L’affiche incriminée s’inscrit dans une série de visuels visant à sensibiliser les jeunes à la question du harcèlement dans les lieux publics. Selon les concepteurs, l’objectif était de briser les stéréotypes : montrer que tout le monde peut être victime, tout le monde peut être auteur. Une intention louable. Mais cette généralisation égalitaire s’est heurtée à une réalité moins symétrique.

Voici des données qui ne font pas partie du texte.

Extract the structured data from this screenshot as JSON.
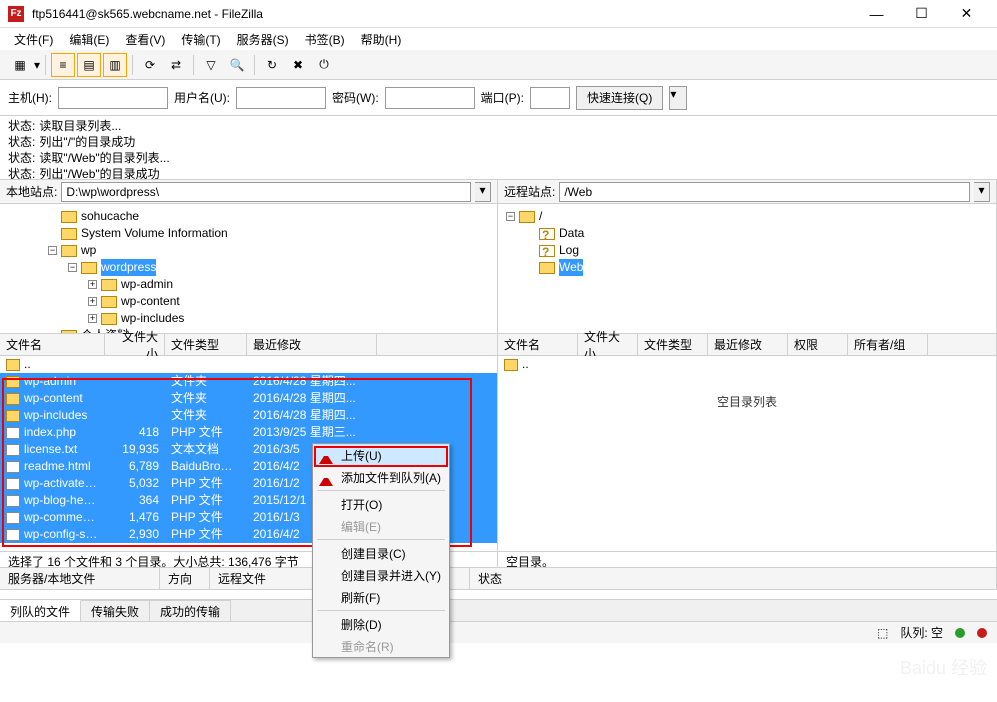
{
  "title": "ftp516441@sk565.webcname.net - FileZilla",
  "menus": [
    "文件(F)",
    "编辑(E)",
    "查看(V)",
    "传输(T)",
    "服务器(S)",
    "书签(B)",
    "帮助(H)"
  ],
  "quickconnect": {
    "host_label": "主机(H):",
    "user_label": "用户名(U):",
    "pass_label": "密码(W):",
    "port_label": "端口(P):",
    "button": "快速连接(Q)",
    "host": "",
    "user": "",
    "pass": "",
    "port": ""
  },
  "log": {
    "label": "状态:",
    "lines": [
      "读取目录列表...",
      "列出\"/\"的目录成功",
      "读取\"/Web\"的目录列表...",
      "列出\"/Web\"的目录成功"
    ]
  },
  "local": {
    "site_label": "本地站点:",
    "path": "D:\\wp\\wordpress\\",
    "tree": [
      {
        "lvl": 2,
        "exp": "",
        "label": "sohucache"
      },
      {
        "lvl": 2,
        "exp": "",
        "label": "System Volume Information"
      },
      {
        "lvl": 2,
        "exp": "−",
        "label": "wp"
      },
      {
        "lvl": 3,
        "exp": "−",
        "label": "wordpress",
        "sel": true
      },
      {
        "lvl": 4,
        "exp": "+",
        "label": "wp-admin"
      },
      {
        "lvl": 4,
        "exp": "+",
        "label": "wp-content"
      },
      {
        "lvl": 4,
        "exp": "+",
        "label": "wp-includes"
      },
      {
        "lvl": 2,
        "exp": "",
        "label": "个人资料"
      }
    ],
    "cols": [
      "文件名",
      "文件大小",
      "文件类型",
      "最近修改"
    ],
    "parent": "..",
    "files": [
      {
        "name": "wp-admin",
        "size": "",
        "type": "文件夹",
        "mod": "2016/4/28 星期四...",
        "icon": "folder"
      },
      {
        "name": "wp-content",
        "size": "",
        "type": "文件夹",
        "mod": "2016/4/28 星期四...",
        "icon": "folder"
      },
      {
        "name": "wp-includes",
        "size": "",
        "type": "文件夹",
        "mod": "2016/4/28 星期四...",
        "icon": "folder"
      },
      {
        "name": "index.php",
        "size": "418",
        "type": "PHP 文件",
        "mod": "2013/9/25 星期三...",
        "icon": "file"
      },
      {
        "name": "license.txt",
        "size": "19,935",
        "type": "文本文档",
        "mod": "2016/3/5",
        "icon": "file"
      },
      {
        "name": "readme.html",
        "size": "6,789",
        "type": "BaiduBrowse...",
        "mod": "2016/4/2",
        "icon": "file"
      },
      {
        "name": "wp-activate.php",
        "size": "5,032",
        "type": "PHP 文件",
        "mod": "2016/1/2",
        "icon": "file"
      },
      {
        "name": "wp-blog-head...",
        "size": "364",
        "type": "PHP 文件",
        "mod": "2015/12/1",
        "icon": "file"
      },
      {
        "name": "wp-comments-...",
        "size": "1,476",
        "type": "PHP 文件",
        "mod": "2016/1/3",
        "icon": "file"
      },
      {
        "name": "wp-config-sam...",
        "size": "2,930",
        "type": "PHP 文件",
        "mod": "2016/4/2",
        "icon": "file"
      }
    ],
    "status": "选择了 16 个文件和 3 个目录。大小总共: 136,476 字节"
  },
  "remote": {
    "site_label": "远程站点:",
    "path": "/Web",
    "tree": [
      {
        "lvl": 0,
        "exp": "−",
        "label": "/",
        "icon": "folder"
      },
      {
        "lvl": 1,
        "exp": "",
        "label": "Data",
        "icon": "q"
      },
      {
        "lvl": 1,
        "exp": "",
        "label": "Log",
        "icon": "q"
      },
      {
        "lvl": 1,
        "exp": "",
        "label": "Web",
        "icon": "folder",
        "sel": true
      }
    ],
    "cols": [
      "文件名",
      "文件大小",
      "文件类型",
      "最近修改",
      "权限",
      "所有者/组"
    ],
    "parent": "..",
    "empty": "空目录列表",
    "status": "空目录。"
  },
  "context": [
    {
      "label": "上传(U)",
      "icon": "up",
      "hl": true
    },
    {
      "label": "添加文件到队列(A)",
      "icon": "up"
    },
    {
      "sep": true
    },
    {
      "label": "打开(O)"
    },
    {
      "label": "编辑(E)",
      "disabled": true
    },
    {
      "sep": true
    },
    {
      "label": "创建目录(C)"
    },
    {
      "label": "创建目录并进入(Y)"
    },
    {
      "label": "刷新(F)"
    },
    {
      "sep": true
    },
    {
      "label": "删除(D)"
    },
    {
      "label": "重命名(R)",
      "disabled": true
    }
  ],
  "transfer": {
    "cols": [
      "服务器/本地文件",
      "方向",
      "远程文件"
    ],
    "remote_label": "状态"
  },
  "tabs": [
    "列队的文件",
    "传输失败",
    "成功的传输"
  ],
  "bottom": {
    "queue": "队列: 空"
  },
  "watermark": "Baidu 经验"
}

En Allemagne, comme dans plusieurs pays d’Europe occidentale, les incidents en piscine liés à des agressions sexuelles ont fait l’objet de signalements répétés ces dernières années. De nombreux rapports y compris émis par les autorités elles-mêmes indiquent que les agresseurs identifiés sont majoritairement de sexe masculin, souvent jeunes, parfois issus de l’immigration récente. Ce sont là des faits. Ils ne sont ni des accusations globalisantes, ni des jugements de valeur, mais des constats documentés.
Or l’image promue à Büren semble précisément vouloir ignorer cette réalité. En inversant les rôles de manière artificielle, elle donne l’impression d’un discours institutionnel qui ne cherche plus à décrire le réel, mais à le réécrire. Et ce choix soulève des questions lourdes : peut-on protéger les plus vulnérables si l’on refuse de regarder qui les menace réellement ?
Ce cas n’est pas isolé. Depuis plusieurs années, nombre de campagnes de sensibilisation dans l’espace occidental s’inscrivent dans une logique de déconstruction des stéréotypes, même si cela implique de détourner ou d’inverser les tendances observées. Le raisonnement est le suivant : pour éviter de stigmatiser certains groupes, mieux vaut brouiller les représentations, quitte à produire un message déconnecté de la réalité.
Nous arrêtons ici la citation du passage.